I'm having a bit of a mystery in a autoconf script, specifically
Here's the relevant code:
AC_CHECK_FUNCS([eventfd], [AC_DEFINE([NN_HAVE_EVENTFD])]) AC_CHECK_FUNCS([pipe], [AC_DEFINE([NN_HAVE_PIPE])]) AC_CHECK_FUNCS([pipe2], [ AC_DEFINE([NN_HAVE_PIPE2]) CPPFLAGS="$CPPFLAGS -D_GNU_SOURCE" ]) AC_SEARCH_LIBS([socketpair], , [AC_DEFINE([NN_HAVE_SOCKETPAIR])])
i.e. checking for their existance. These work correctly and define the correct symbols. In this case, only
NN_HAVE_SOCKETPAIR gets defined, which is correct as this is a HP-UX system.

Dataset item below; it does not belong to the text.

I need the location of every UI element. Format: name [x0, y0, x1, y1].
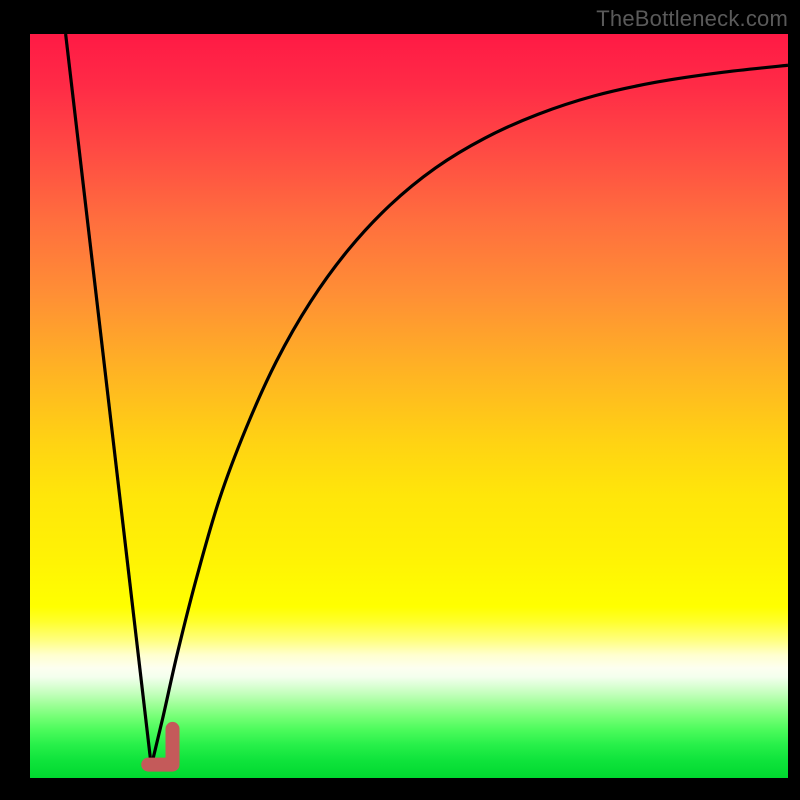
gradient-background	[30, 34, 788, 778]
plot-area	[30, 34, 788, 778]
watermark-text: TheBottleneck.com	[596, 6, 788, 32]
plot-svg	[30, 34, 788, 778]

Now to the mystery part. Later in the configure.ac, there's a conditional referring to these symbols:
echo "ac_cv_func_eventfd: $ac_cv_func_eventfd" AS_IF([test x"$ac_cv_func_eventfd"=xyes], [ AC_DEFINE([NN_USE_EVENTFD])], [ AS_IF([test x"$ac_cv_func_pipe"=xyes], [ AC_DEFINE([NN_USE_PIPE])], [ AS_IF([test x"$ac_cv_func_socketpair"=xyes], [ AC_DEFINE([NN_USE_SOCKETPAIR])], [ AC_MSG_ERROR([No signaling supported]) ]) ]) ])
ac_cv_func_eventfd has value
no (I added the echo line to make sure),
NN_USE_EVENTFD gets defined anyway!
AS_IF macro is defined as such:
AS_IF (test1, [run-if-true1], ..., [run-if-false])
To me, the code seems quite correct, no? Is there anyone that can shed some light on this behavior?
Autoconf version is 2.67. The OS is HP-UX 11.31 ia64.